July 21-23 — Washington Times on lawyers. Reporter Frank J. Murray’s series examining the legal profession has been running all week with installments on lawyer image, the boom in pay, lack of teeth in the lawyer-discipline process and more (July 17-21).
July 21-23 — Complaint: recreated slave ship not handicap accessible. A group of disabled New Haven, Ct. residents is charging that the publicly funded schooner Amistad, a traveling historical exhibit, is not accessible to wheelchairs as required by the Americans with Disabilities Act. The Amistad was the scene of an important slave revolt in 1839-1842 and its recreated version helps evoke the overcrowding and other inhumane conditions of the slave trade. (“Amistad Raises Concerns About Handicap Access”, AP/Hartford Courant (CtNow.com), July 18).
July 21-23 — Class-action lawyers to Coke clients: you’re fired. As we mentioned yesterday, there have been sensational new developments in the Coca-Cola Co. bias-suit saga, following an episode in which a plaintiff lingered on the line after a conference call and heard what his lawyers told each other when they thought they were among themselves (see July 19-20). One reader writes to say he found it “an interesting commentary on class action litigation. The plaintiff becomes dissatisfied with the way his attorneys are handling his law case. So the client fires the attorney, right? Wrong. The attorney fires the client and continues the case with other plaintiffs. What’s wrong with this picture?”
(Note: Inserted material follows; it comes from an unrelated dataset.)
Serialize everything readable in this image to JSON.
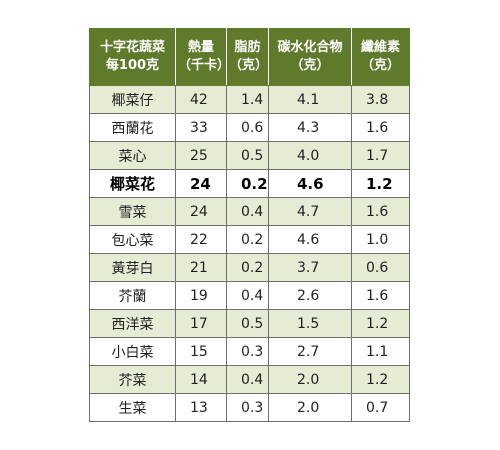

July 21-23 — When sued, be sure to respond. A “default judgment” is what a plaintiff can obtain when a defendant fails to show up in court and contest a suit, and it’s often very bad news indeed for the defendant, as in a case out of New Brunswick, N.J., where a judge has ordered Wal-Mart “to pay more than $2 million to a former cashier who said he was harassed and fired after a boss learned he was undergoing a male-to-female sex change.” Ricky Bourdouvales, 27, says his troubles began when he confided to a manager that he was in the middle of crossing genders, though when he was fired in January he was told it was because of discrepancies with his cash register count. The giant retailer says it will ask the judge to overturn the award, saying it was aware that a document had been filed in May but did not realize its nature. “We were totally unaware of the lawsuit, and we want to have the opportunity to defend ourselves,” said its spokesman. (“Judge Orders Wal-Mart to Pay Fired Transsexual $2 Million in Bias Case”. AP/FindLaw, July 18) (more on suits against Wal-Mart: July 7-9). Update Sept. 6-7: judge grants retrial.